Observa João Vicente Claudino: "É natural a crítica. Mas o PT avançou muito nas questões ideológicas desde sua fundação, há 30 anos. Não é mais compreensível que um membro do partido não concorde com a candidatura majoritária de uma pessoa simplesmente porque ela é um empresário. Não é esse o posicionamento do presidente Lula. O PT é um partido que superou essa questão de proletariado versus burguesia. Aqui no Senado Federal, convivo com figuras magníficas do PT e nunca vi nenhuma manifestar preconceito contra empresário. Inclusive, o PT ajudou a eleger em 2008 o prefeito de Belo Horizonte, Márcio Lacerda, de outro partido, o PSB, e empresário."
O senador diz que está "tranquilo e calmo" e até trocaria ideias políticas, ideológicas e de gestão pública com Nazareno Fonteles. Embora considere "natural" a reação do petista contra sua candidatura a governador com o apoio do PT, João Vicente recorda: "Em 2006, viajamos eu e Nazareno algumas vezes sozinhos, de avião. Ele sempre foi cordial comigo. Eu acompanhei ele a municípios em que havia grupos diferentes do PT, que ele não podia ir com o Antonio José Medeiros, por exemplo, também candidato a deputado federal. Fomos, me lembro agora, a Esperantina e Pedro II."
Mas, e se Nazareno Fonteles conseguir que o PT não aprove a aliança, como ficará a base? "Acho que o diretório do PT nos apoiará. Tudo farei para que a base não rache." E se rachar, João Vicente Claudino será candidato da oposição? "Depende de quem esteja no governo. Só podemos fazer uma avaliação sobre isso após passar o período de desincompatibilização, dia 3 de abril. O governador Wellington Dias ficará ou será candidato a senador? Wilson Martins assumirá o governo e será candidato à reeleição ou vai nos apoiar? Essa questão não pode ser respondida agora. O que eu respondo é que quero a base unida, inclusive com o PT."

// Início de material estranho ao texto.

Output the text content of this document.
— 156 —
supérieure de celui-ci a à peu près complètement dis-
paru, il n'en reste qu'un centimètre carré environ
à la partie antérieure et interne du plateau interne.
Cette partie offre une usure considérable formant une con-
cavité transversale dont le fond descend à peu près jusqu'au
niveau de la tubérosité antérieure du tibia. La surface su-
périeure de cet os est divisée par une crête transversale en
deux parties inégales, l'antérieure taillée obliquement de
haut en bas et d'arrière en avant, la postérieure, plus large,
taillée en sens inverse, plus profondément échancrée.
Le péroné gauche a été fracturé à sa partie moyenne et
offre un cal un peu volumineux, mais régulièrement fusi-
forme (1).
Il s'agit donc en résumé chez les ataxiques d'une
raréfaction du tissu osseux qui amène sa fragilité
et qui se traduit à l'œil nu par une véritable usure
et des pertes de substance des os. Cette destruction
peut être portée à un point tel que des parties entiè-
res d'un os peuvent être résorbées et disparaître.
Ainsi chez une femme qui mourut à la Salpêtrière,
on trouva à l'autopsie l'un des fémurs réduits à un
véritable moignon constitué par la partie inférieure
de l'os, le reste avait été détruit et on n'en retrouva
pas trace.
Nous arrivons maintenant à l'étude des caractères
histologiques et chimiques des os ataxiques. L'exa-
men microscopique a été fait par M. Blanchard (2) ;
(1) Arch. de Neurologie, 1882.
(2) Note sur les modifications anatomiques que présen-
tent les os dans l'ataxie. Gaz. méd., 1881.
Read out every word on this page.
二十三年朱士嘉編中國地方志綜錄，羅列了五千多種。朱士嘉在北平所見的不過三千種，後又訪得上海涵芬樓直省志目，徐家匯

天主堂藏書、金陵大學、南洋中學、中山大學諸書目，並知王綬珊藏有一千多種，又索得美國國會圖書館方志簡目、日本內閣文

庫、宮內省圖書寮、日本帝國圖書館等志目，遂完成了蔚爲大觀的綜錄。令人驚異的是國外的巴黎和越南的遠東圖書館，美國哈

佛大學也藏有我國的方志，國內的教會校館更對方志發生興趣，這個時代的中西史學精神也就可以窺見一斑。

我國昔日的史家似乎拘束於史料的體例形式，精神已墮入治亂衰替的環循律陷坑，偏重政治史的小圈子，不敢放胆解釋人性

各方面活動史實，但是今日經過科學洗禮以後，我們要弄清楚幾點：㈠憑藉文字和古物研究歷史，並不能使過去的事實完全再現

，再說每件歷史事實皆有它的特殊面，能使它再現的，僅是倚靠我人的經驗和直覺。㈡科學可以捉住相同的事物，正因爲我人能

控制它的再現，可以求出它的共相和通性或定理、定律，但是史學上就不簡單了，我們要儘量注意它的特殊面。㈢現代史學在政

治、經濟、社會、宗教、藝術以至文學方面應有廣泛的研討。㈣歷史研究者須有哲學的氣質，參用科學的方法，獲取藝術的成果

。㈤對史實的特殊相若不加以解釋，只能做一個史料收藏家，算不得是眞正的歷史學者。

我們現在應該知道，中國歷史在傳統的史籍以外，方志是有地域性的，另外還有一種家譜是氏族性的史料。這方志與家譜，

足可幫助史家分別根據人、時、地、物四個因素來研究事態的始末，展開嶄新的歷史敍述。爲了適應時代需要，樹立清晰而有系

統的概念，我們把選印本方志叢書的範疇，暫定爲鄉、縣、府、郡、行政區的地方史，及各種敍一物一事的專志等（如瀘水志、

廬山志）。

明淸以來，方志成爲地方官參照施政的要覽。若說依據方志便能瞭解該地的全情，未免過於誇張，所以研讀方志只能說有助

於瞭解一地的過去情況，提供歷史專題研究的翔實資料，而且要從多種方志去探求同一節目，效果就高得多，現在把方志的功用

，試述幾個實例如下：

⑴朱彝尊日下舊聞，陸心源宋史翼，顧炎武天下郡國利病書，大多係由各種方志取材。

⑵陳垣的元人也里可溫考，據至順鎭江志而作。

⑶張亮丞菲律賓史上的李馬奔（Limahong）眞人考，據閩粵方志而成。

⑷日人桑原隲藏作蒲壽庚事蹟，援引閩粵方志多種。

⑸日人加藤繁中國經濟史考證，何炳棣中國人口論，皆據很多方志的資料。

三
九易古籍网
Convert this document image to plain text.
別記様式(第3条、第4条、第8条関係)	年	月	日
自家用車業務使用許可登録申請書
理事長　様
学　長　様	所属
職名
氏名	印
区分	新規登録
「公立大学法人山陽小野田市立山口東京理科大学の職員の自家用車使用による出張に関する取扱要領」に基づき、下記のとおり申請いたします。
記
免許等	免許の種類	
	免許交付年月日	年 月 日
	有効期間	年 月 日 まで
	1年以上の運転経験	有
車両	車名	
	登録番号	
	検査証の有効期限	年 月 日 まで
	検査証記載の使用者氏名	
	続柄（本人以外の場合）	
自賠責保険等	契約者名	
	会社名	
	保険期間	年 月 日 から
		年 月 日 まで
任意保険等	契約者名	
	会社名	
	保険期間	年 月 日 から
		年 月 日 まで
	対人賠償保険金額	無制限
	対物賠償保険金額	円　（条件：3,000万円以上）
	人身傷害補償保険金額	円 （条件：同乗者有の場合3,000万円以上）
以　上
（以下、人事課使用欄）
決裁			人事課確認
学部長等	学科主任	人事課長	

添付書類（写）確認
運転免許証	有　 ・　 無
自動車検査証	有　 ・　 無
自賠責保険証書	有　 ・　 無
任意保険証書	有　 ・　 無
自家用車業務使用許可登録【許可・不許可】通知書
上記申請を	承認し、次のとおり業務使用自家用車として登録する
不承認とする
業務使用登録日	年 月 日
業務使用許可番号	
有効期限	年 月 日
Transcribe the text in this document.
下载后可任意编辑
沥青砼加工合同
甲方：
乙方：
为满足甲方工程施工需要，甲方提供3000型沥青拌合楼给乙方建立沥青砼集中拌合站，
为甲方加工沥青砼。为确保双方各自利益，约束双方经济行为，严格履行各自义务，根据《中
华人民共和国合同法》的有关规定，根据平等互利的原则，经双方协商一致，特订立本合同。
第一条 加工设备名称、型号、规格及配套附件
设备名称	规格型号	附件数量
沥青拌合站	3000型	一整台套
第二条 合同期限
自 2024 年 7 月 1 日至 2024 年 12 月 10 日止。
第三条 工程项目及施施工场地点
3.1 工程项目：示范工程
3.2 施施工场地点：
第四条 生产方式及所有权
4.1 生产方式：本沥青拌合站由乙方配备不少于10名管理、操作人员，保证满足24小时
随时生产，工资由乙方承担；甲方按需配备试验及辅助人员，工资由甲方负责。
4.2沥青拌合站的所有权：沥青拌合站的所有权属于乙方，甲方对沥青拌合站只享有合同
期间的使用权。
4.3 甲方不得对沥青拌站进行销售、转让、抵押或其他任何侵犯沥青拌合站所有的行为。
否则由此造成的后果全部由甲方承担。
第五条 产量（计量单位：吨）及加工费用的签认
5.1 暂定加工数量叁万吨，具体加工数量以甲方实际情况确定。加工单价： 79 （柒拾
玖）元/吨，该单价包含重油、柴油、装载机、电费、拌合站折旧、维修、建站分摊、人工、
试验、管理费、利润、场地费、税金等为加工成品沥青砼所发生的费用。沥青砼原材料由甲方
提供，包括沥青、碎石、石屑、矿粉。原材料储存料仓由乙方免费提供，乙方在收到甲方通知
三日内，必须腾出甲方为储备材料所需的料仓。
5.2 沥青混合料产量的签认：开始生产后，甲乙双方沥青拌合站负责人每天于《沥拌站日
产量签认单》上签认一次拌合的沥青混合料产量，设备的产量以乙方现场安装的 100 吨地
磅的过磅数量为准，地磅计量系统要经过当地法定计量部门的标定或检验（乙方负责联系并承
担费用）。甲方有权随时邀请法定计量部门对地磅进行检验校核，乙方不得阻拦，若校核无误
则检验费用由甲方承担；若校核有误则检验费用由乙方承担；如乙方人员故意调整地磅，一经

O PT seria maior do que Nazareno Fonteles? "Não. De forma alguma. Ele é um membro importante do partido. Ninguém é maior do que ninguém em um partido, tenha mandato ou não. O que é necessário é que haja convergência para as decisões aprovadas pela maioria. É isso que eu espero." Não estaria em discussão as divergências entre o capital e o trabalho? "Isso está superado. A discussão entre proletariado e burguesia é arcaica. O mundo superou a divisão capitalistas x trabalhadores. E reconhece que o mais importante de todos é o trabalho."